Bien que la langue kurde ait été discriminée par la politique de la langue unique de Kemal Ataturk, les Kurdes eux-mêmes n'ont pas été opprimés. Dans les années 1960 et 1970, les campagnes soviétiques de désinformation et de dénigrement ont alimenté l'opposition kurde et conduit à l'émergence de certaines organisations terroristes. L'objectif était de déstabiliser un allié important de l'OTAN. L'antagonisme s'est accru en raison de cette stratégie. Les groupes kurdes du nord de la Syrie qui combattaient auparavant Daesh avec l'aide des Américains ont maintenant établi leur propre bloc territorial. Le Parti des travailleurs du Kurdistan (PKK), un groupe terroriste radical d'origine turque, est soutenu par leurs dirigeants. Le groupe figure sur les listes de surveillance des terroristes de l'UE et des États-Unis. Il est regrettable que les demandes légitimes des Kurdes de voir leur ethnicité reconnue soient frustrées par les activités terroristes d'un petit groupe. On trouve des minorités kurdes dans de petites villes de l'ouest de la Turquie ainsi qu'en divers endroits de l'Anatolie orientale. La Turquie veut surveiller un "cordon sanitaire" de 30 km à l'intérieur de la Syrie du Nord pour se protéger de cette menace, qui a suscité la colère de nombreuses autres puissances.

L'Europe et les États-Unis pensent à tort qu'Ankara doit soutenir leurs objectifs lorsqu'ils traitent avec la Turquie. Cependant, la Turquie a également d'autres préoccupations justifiées, et en se défendant, elle aide l'Occident en maintenant la stabilité régionale.

Les actions entreprises par la Turquie en Syrie sont logiques du point de vue de la lutte contre le terrorisme. Afin de maintenir l'intégrité territoriale de l'Ukraine et de limiter l'influence russe dans le Caucase, la Turquie a apporté des contributions cruciales. Si l'approche d'Ankara diverge parfois de celle de l'Occident, elle s'avère également plus efficace.

Les membres de l'OTAN ont critiqué la Turquie sur un certain nombre de fronts. L'un d'eux est l'acquisition du système de défense aérienne S-400 auprès de la Russie. Le problème est qu'Ankara a besoin d'une certaine indépendance stratégique pour protéger ses intérêts. Sa flexibilité serait limitée si elle dépendait totalement de la technologie occidentale, surtout si elle ne pouvait pas contrôler le logiciel. Elle a élaboré une industrie de défense florissante pour préserver son indépendance.

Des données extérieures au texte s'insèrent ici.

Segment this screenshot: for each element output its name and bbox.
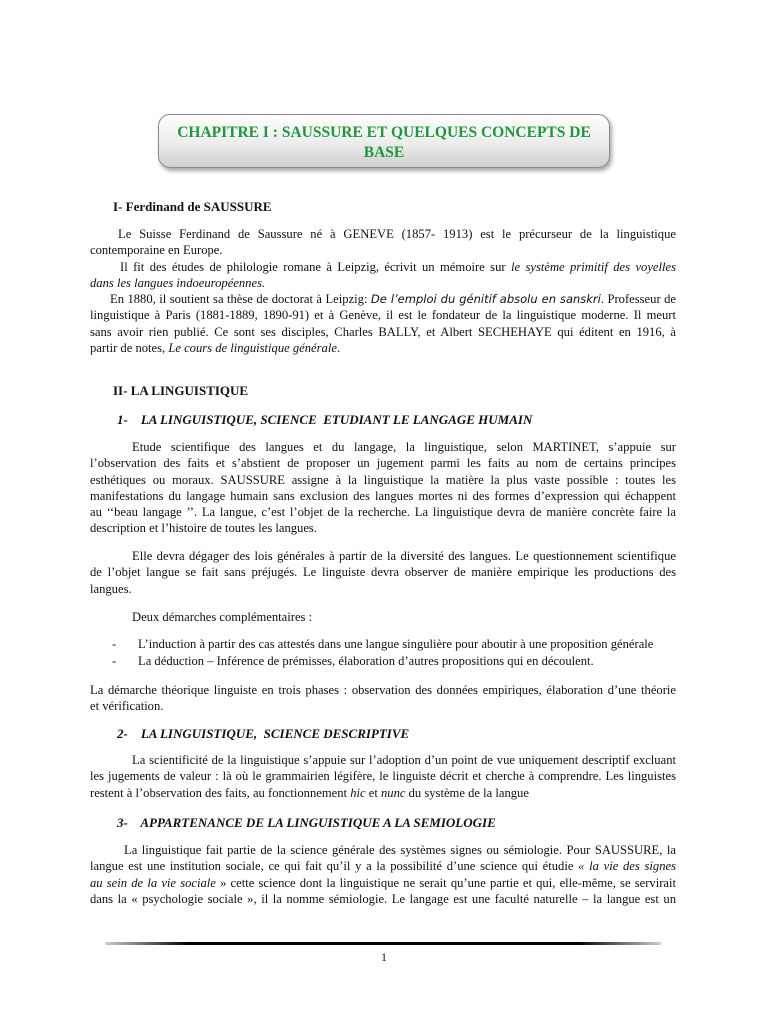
chapter-title-line1: CHAPITRE I : SAUSSURE ET QUELQUES CONCEPTS DE (177, 124, 591, 141)
chapter-title-line2: BASE (363, 144, 405, 161)
text-line (90, 291, 676, 307)
text-span: hic (350, 785, 366, 800)
text-line: linguistique à Paris (1881-1889, 1890-91) et à Genève, il est le fondateur de la linguistique moderne. Il meurt (90, 308, 676, 323)
paragraph-deux-demarches: Deux démarches complémentaires : (132, 610, 313, 624)
text-span: et (365, 785, 381, 800)
paragraph-demarche-theorique (90, 682, 676, 715)
text-line: description et l’histoire de toutes les langues. (90, 521, 317, 536)
paragraph-saussure-intro (90, 226, 676, 356)
text-span: le système primitif des voyelles (510, 259, 676, 274)
text-span: dans les langues indoeuropéennes. (90, 275, 266, 290)
bullet-dash: - (112, 654, 117, 668)
text-line: manifestations du langage humain sans exclusion des langues mortes ni des formes d’expression qui échappent (90, 488, 676, 503)
text-span: Il fit des études de philologie romane à Leipzig, écrivit un mémoire sur (120, 259, 511, 274)
text-line: Elle devra dégager des lois générales à partir de la diversité des langues. Le questionnement scientifique (132, 549, 676, 563)
bullet-dash: - (112, 637, 117, 651)
paragraph-scientificite (90, 752, 676, 801)
text-line: La scientificité de la linguistique s’appuie sur l’adoption d’un point de vue uniquement descriptif excluant (132, 753, 676, 767)
paragraph-semiologie (90, 842, 676, 907)
text-line: sans avoir rien publié. Ce sont ses disciples, Charles BALLY, et Albert SECHEHAYE qui éditent en 1916, à (90, 324, 676, 339)
text-span: . Professeur de (600, 292, 676, 307)
text-span: » cette science dont la linguistique ne serait qu’une partie et qui, elle-même, se servirait (215, 875, 676, 890)
list-item-text: La déduction – Inférence de prémisses, élaboration d’autres propositions qui en découlent. (138, 654, 594, 668)
book-title: Le cours de linguistique générale (168, 341, 337, 356)
text-line: de l’objet langue se fait sans préjugés. Le linguiste devra observer de manière empirique les productions des (90, 565, 676, 580)
text-line: et vérification. (90, 699, 164, 714)
paragraph-etude-scientifique (90, 439, 676, 537)
text-line (90, 875, 676, 891)
list-item (112, 654, 594, 669)
text-line: dans la « psychologie sociale », il la nomme sémiologie. Le langage est une faculté naturelle – la langue est un (90, 891, 676, 906)
list-item-text: L’induction à partir des cas attestés dans une langue singulière pour aboutir à une proposition générale (138, 637, 654, 651)
quote-span: « la vie des signes (578, 859, 676, 874)
text-line (90, 259, 676, 275)
chapter-title-box (158, 114, 610, 168)
thesis-title: De l’emploi du génitif absolu en sanskri (370, 292, 601, 307)
text-span: du système de la langue (405, 785, 529, 800)
text-line: La linguistique fait partie de la science générale des systèmes signes ou sémiologie. Pour SAUSSURE, la (124, 843, 676, 857)
text-span: langue est une institution sociale, ce qui fait qu’il y a la possibilité d’une science qui étudie (90, 859, 579, 874)
text-line: esthétiques ou moraux. SAUSSURE assigne à la linguistique la matière la plus vaste possible : toutes les (90, 472, 676, 487)
list-item (112, 637, 653, 652)
text-line (90, 275, 676, 291)
subsection-heading-2: 2- LA LINGUISTIQUE, SCIENCE DESCRIPTIVE (117, 726, 410, 741)
page-number: 1 (381, 950, 387, 964)
section-heading-saussure: I- Ferdinand de SAUSSURE (113, 199, 272, 214)
section-heading-linguistique: II- LA LINGUISTIQUE (113, 383, 249, 398)
text-span: nunc (380, 785, 406, 800)
text-line (90, 340, 676, 356)
text-line: contemporaine en Europe. (90, 243, 223, 258)
text-line (90, 858, 676, 874)
text-line: au ‘‘beau langage ’’. La langue, c’est l’objet de la recherche. La linguistique devra de manière concrète faire la (90, 505, 676, 520)
text-line: Etude scientifique des langues et du langage, la linguistique, selon MARTINET, s’appuie sur (132, 440, 676, 454)
text-span: restent à l’observation des faits, au fonctionnement (90, 785, 351, 800)
subsection-heading-1: 1- LA LINGUISTIQUE, SCIENCE ETUDIANT LE LANGAGE HUMAIN (117, 412, 533, 427)
paragraph-lois-generales (90, 548, 676, 597)
footer-divider (105, 942, 661, 945)
text-line: langues. (90, 581, 132, 596)
text-span: En 1880, il soutient sa thèse de doctorat à Leipzig: (110, 292, 371, 307)
text-line: l’observation des faits et s’abstient de proposer un jugement parmi les faits au nom de certains principes (90, 456, 676, 471)
text-span: . (336, 341, 341, 356)
text-line: Le Suisse Ferdinand de Saussure né à GENEVE (1857- 1913) est le précurseur de la linguistique (118, 227, 676, 241)
quote-span: au sein de la vie sociale (90, 875, 216, 890)
text-line: La démarche théorique linguiste en trois phases : observation des données empiriques, élaboration d’une théorie (90, 683, 676, 697)
text-span: partir de notes, (90, 341, 169, 356)
text-line: les jugements de valeur : là où le grammairien légifère, le linguiste décrit et cherche à comprendre. Les linguistes (90, 769, 676, 784)
text-line (90, 785, 676, 801)
subsection-heading-3: 3- APPARTENANCE DE LA LINGUISTIQUE A LA SEMIOLOGIE (117, 815, 496, 830)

Comme l'Occident néglige fréquemment les intérêts turcs, Ankara doit parfois recourir à des tactiques qui sont perçues comme du chantage mais qui ne visent en fait qu'à préserver les intérêts nationaux. C'est ce qui s'est produit lorsque la Suède et la Finlande ont été empêchées d'adhérer à l'OTAN jusqu'à ce que ces pays cessent d'offrir un sanctuaire aux terroristes du PKK.

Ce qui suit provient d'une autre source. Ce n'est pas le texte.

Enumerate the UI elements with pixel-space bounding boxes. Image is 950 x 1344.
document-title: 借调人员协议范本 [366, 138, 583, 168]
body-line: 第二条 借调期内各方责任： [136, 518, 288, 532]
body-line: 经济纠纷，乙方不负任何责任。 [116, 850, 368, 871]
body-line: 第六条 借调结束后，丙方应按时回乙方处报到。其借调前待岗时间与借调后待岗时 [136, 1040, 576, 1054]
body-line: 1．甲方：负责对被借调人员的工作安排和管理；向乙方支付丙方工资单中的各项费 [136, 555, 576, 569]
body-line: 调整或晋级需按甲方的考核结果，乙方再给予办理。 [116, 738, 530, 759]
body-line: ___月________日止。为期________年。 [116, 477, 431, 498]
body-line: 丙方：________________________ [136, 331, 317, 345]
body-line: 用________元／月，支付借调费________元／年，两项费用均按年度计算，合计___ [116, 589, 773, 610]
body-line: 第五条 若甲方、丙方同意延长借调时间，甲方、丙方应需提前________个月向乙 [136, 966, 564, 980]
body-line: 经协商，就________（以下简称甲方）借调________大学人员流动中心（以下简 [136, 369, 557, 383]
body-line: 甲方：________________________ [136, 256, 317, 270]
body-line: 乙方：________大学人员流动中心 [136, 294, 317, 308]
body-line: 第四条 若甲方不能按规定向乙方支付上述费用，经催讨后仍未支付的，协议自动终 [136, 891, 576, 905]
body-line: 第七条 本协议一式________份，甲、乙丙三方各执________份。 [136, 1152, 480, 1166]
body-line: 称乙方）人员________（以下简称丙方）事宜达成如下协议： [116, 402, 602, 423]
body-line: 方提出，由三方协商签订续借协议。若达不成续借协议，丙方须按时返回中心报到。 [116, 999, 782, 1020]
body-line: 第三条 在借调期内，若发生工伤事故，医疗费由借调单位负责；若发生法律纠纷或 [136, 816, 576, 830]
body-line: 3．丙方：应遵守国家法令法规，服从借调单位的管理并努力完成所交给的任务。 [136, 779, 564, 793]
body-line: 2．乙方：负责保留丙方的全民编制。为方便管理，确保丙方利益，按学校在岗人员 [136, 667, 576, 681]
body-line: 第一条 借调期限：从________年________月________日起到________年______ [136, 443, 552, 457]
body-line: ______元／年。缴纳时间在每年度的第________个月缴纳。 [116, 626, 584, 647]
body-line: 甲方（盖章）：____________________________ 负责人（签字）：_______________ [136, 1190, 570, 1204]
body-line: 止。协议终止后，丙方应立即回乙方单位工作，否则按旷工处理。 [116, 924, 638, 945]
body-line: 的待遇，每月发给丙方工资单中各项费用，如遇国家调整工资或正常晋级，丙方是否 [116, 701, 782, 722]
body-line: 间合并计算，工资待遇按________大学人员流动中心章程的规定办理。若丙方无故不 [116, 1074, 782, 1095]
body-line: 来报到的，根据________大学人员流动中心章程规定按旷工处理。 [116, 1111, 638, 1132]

Grâce à ses activités économiques, la Turquie a considérablement accru son influence en Afrique. En plus de jouer éventuellement un rôle important en Asie centrale, elle a la capacité de stabiliser le Moyen-Orient. Elle est d'une importance vitale pour l'Occident. Pourtant, les États-Unis et l'UE ne tiennent pas compte des intérêts turcs et dénigrent fréquemment la nation sur la scène mondiale. Cela se retournera contre eux.

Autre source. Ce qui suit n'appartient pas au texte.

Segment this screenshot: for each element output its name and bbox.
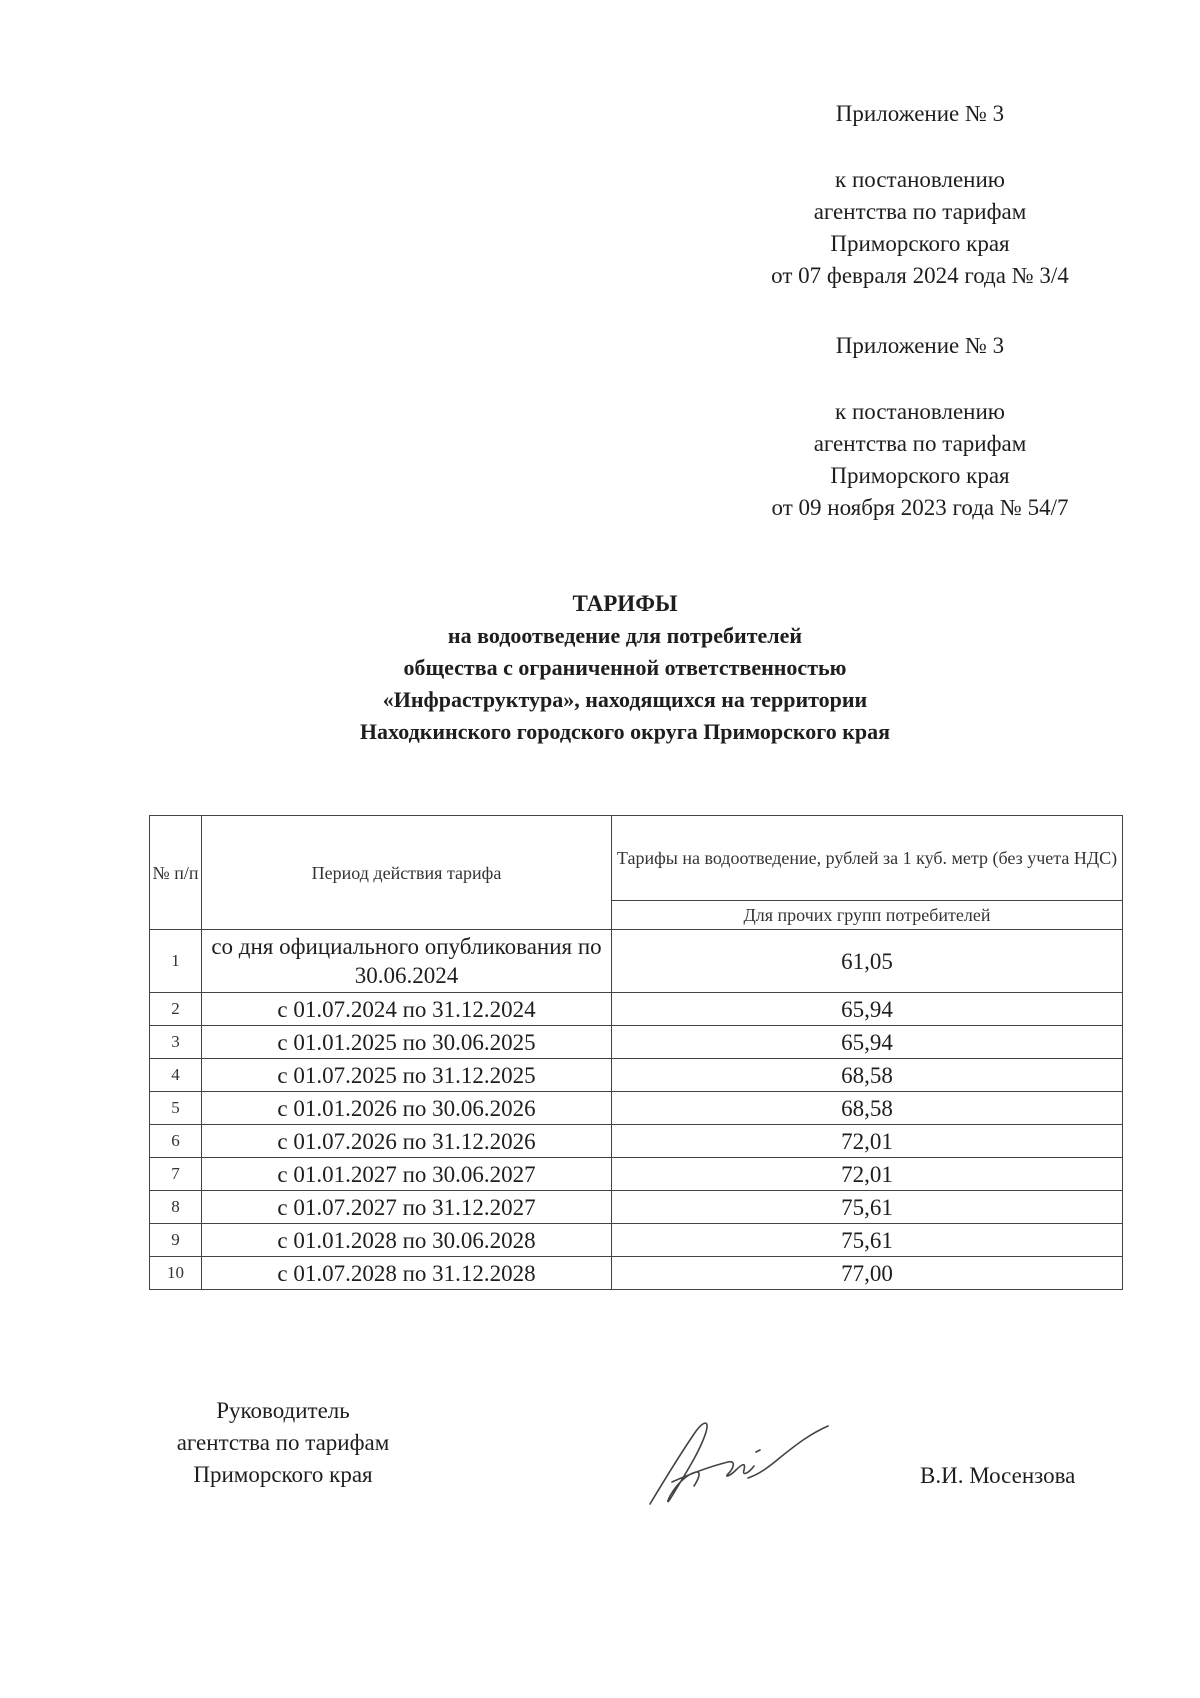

Le président Erdogan est un réaliste pur et dur. Par conséquent, il modifie fréquemment ses politiques. La politique turque est considérée comme imprévisible par de nombreux commentateurs, mais elle est rationnelle et motivée par les intérêts nationaux. On ne peut toutefois pas en dire autant de la politique économique. Malheureusement, bien que l'économie ne soit pas faible en soi, l'inflation est hors de contrôle et la valeur de la livre turque a récemment chuté de manière significative.

Sans la Turquie, la sécurité et les intérêts de l'Europe seront constamment remis en question. S'ils faisaient l'effort de comprendre Ankara, les Européens seraient récompensés par un voisinage immédiat plus sûr et plus stable.